If you're planning to start a business shortly, you should consider moving the start date to September. Why? Because on average, people get far more work accomplished during autumn than any other season.

The task-management software company Redbooth recently compiled data from 1.8 million projects and 28 million tasks over a four-year period. Some of the these findings include:

  • Monday is the most productive day of the workweek.
  • Friday is the least productive day of the workweek (but not by much).
  • Work activity peaks at 11 a.m. and starts declining after lunch.
  • Even though most people are still at work, productivity nose-dives after 4 p.m.

While it's interesting to see statistical proof, most people intuitively know all of that. What's surprising, though, is that there's a huge variation in productivity according to season.
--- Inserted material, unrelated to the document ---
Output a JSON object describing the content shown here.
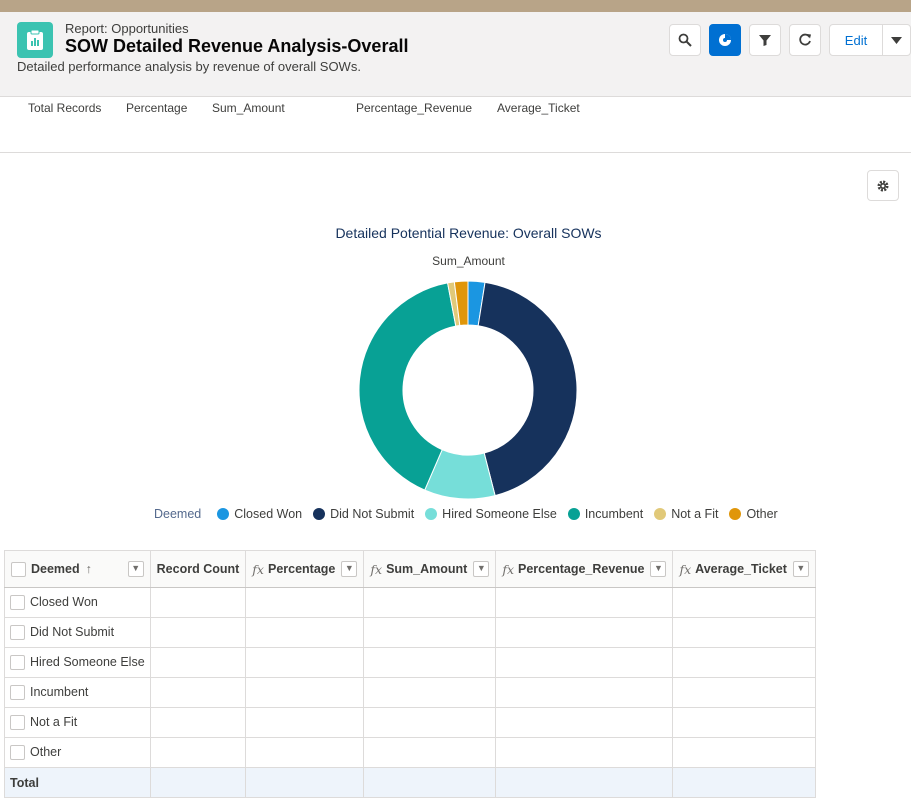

According to the data, the average worker is

  • 20 percent more productive in autumn than in winter.
  • 11 percent more productive in autumn than in spring.
  • 7 percent more productive in autumn than summer.

The sharp differences in seasonal productivity are echoed by month-to-month productivity figures. On average, workers get 32 percent more done in the most productive month (October) than in the least productive month (January). 

In fact, the three most productive months of the year are September, October, and November, despite the fact that two of those three months have only 30 days and November contains a four-day weekend.

Redbooth speculates that the autumn productivity boost is because people are "cramming in work before the holidays," but since they were only analyzing historical data, that's pure speculation.

An article in Business Insider on the same subject (but based on a separate study) similarly opined that autumn

represents the best working conditions of the year. People come back to school and work from summer breaks refreshed and ready to be productive. Many companies begin eyeing their year-end results and kick into gear for a "fall sprint" into the fourth quarter.

I'm not so sure. I can't remember any occasion where a boss or coworker said anything like "Hey, it's September--let's get working on those year-end results!"

I suspect there's something more primal at root here. For thousands of years, agricultural societies have depended upon autumn harvests for year-long survival. Humans have probably developed a genetic propensity to become especially active in the autumn.

So there you have it. Because starting a new business requires extra effort in the first few months, you'll be better able to handle the additional workload if you schedule its launch in September, preferably on around the equinox, which in 2018 falls on September 22.